One of the other diplomats implicated by the documentary - Livia Antonieta Acosta Noguera, then the second secretary at the Venezuelan Embassy in Mexico - is currently the Venezuelan consul in Miami.
Students secretly taped her asking for more information about the planned cyberattacks and promising to pass it along to Mr. Chavez via his head of security, Gen. Alexis Lopez.
Rep. Ileana Ros-Lehtinen, Florida Republican and chairwoman of the House Foreign Affairs Committee, wrote to Secretary of State Hillary Rodham Clinton to urge her to investigate and expel Ms. Antonieta if the reports are true.
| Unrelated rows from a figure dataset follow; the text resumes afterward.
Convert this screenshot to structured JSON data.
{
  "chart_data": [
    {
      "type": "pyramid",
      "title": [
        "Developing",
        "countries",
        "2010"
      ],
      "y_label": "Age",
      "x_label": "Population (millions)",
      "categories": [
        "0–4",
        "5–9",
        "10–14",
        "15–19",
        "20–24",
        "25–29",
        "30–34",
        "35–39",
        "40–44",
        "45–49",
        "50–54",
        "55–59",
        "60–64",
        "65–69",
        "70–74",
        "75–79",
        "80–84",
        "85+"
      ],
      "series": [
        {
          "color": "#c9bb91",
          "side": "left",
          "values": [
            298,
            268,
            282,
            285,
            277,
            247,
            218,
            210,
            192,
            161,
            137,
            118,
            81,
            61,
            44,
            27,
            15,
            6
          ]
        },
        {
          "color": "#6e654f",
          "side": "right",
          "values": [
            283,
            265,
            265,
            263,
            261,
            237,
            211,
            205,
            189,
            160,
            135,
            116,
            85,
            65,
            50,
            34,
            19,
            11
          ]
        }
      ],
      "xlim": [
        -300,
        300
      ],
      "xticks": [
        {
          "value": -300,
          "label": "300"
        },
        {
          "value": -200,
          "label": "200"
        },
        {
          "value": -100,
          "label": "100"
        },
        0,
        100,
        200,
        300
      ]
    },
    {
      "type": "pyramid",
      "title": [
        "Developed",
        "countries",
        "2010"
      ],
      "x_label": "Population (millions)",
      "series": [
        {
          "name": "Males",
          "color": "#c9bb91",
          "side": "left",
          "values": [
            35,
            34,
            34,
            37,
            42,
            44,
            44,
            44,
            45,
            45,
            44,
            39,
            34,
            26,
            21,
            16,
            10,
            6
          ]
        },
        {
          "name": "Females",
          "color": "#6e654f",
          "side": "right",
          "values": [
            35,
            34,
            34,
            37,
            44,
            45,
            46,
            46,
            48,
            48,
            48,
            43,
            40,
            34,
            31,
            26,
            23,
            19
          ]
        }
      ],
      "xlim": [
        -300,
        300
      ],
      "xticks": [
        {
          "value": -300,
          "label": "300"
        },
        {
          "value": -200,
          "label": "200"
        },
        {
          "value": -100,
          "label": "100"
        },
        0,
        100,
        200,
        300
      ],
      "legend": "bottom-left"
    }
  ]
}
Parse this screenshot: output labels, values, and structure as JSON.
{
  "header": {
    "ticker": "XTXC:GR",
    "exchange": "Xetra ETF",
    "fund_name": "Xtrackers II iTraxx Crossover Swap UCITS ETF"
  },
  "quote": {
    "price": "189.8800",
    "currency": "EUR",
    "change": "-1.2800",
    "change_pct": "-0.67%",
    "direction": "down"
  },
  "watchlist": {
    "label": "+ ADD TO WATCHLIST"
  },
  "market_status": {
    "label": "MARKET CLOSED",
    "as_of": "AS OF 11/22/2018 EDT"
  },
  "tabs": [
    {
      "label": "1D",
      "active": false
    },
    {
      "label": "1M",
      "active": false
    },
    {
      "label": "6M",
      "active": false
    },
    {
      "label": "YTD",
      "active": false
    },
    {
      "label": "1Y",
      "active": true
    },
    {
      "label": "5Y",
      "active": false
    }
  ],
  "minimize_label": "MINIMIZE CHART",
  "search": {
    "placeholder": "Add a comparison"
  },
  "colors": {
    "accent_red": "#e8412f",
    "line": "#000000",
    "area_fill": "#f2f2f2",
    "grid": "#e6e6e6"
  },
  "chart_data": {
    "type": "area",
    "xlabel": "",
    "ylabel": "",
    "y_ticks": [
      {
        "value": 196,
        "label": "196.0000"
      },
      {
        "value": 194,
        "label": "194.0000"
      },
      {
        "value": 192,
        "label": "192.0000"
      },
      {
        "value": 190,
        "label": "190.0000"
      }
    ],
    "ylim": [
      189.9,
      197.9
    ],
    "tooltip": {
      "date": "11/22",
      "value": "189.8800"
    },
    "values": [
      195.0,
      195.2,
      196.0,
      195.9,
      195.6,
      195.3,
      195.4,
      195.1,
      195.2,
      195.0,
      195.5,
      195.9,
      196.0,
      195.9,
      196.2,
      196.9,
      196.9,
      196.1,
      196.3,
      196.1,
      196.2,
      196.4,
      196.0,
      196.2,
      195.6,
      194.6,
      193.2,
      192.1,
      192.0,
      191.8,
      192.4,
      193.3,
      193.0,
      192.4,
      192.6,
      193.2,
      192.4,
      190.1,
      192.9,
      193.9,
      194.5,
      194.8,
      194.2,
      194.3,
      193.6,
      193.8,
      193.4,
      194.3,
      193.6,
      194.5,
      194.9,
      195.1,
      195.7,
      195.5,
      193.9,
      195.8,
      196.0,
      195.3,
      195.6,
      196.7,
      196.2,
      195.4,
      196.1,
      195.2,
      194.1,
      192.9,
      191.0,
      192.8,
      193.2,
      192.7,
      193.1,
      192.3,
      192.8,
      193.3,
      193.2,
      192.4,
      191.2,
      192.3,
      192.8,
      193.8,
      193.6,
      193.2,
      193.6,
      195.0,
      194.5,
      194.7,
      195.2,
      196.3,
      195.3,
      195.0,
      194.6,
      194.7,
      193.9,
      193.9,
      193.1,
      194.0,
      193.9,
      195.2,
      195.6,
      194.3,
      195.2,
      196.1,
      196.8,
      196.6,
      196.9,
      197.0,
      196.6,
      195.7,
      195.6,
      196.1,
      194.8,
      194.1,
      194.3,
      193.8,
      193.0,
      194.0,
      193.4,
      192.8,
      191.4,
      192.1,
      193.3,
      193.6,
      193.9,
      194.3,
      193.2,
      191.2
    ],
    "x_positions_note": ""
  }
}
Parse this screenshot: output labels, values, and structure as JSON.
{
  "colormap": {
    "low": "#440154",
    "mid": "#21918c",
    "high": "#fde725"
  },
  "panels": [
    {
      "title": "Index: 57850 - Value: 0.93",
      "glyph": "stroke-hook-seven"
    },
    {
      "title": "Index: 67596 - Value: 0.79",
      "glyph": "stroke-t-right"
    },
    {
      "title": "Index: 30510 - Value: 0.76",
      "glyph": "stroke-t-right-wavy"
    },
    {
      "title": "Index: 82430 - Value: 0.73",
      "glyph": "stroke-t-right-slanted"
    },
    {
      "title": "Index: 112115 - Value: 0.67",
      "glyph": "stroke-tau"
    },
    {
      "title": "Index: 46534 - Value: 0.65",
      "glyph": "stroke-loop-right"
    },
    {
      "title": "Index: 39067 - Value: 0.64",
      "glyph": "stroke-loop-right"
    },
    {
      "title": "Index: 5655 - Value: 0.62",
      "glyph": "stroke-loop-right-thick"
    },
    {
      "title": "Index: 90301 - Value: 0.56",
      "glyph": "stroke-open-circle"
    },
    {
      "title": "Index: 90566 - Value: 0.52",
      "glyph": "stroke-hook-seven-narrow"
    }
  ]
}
The consul represents "a potential threat to our national security," Mrs. Ros-Lehtinen said in the letter, which was co-signed by Reps. Mario Diaz-Balart and David Rivera, both Florida Republicans; and Albio Sires, New Jersey Democrat.
Officials at the Venezuelan Embassy in Washington and the consulate in Miami were unavailable for comment Tuesday.
In Venezuela, Mr. Chavez denied the allegations in the documentary.
"They are using a lie as an excuse to attack us," he said of the U.S. during a TV and radio address. "We must be on our guard."
Meanwhile, Iranian Defense Minister Gen. Ahmad Vahidi shrugged off President Obama's request for the return of the unmanned spy plane and demanded an apology from the United States, the Associated Press reported.
Tehran last week identified the drone as the RQ-170 Sentinel and said it was captured over the country's east. U.S. officials say the aircraft malfunctioned and was not brought down by Iran, the AP reported.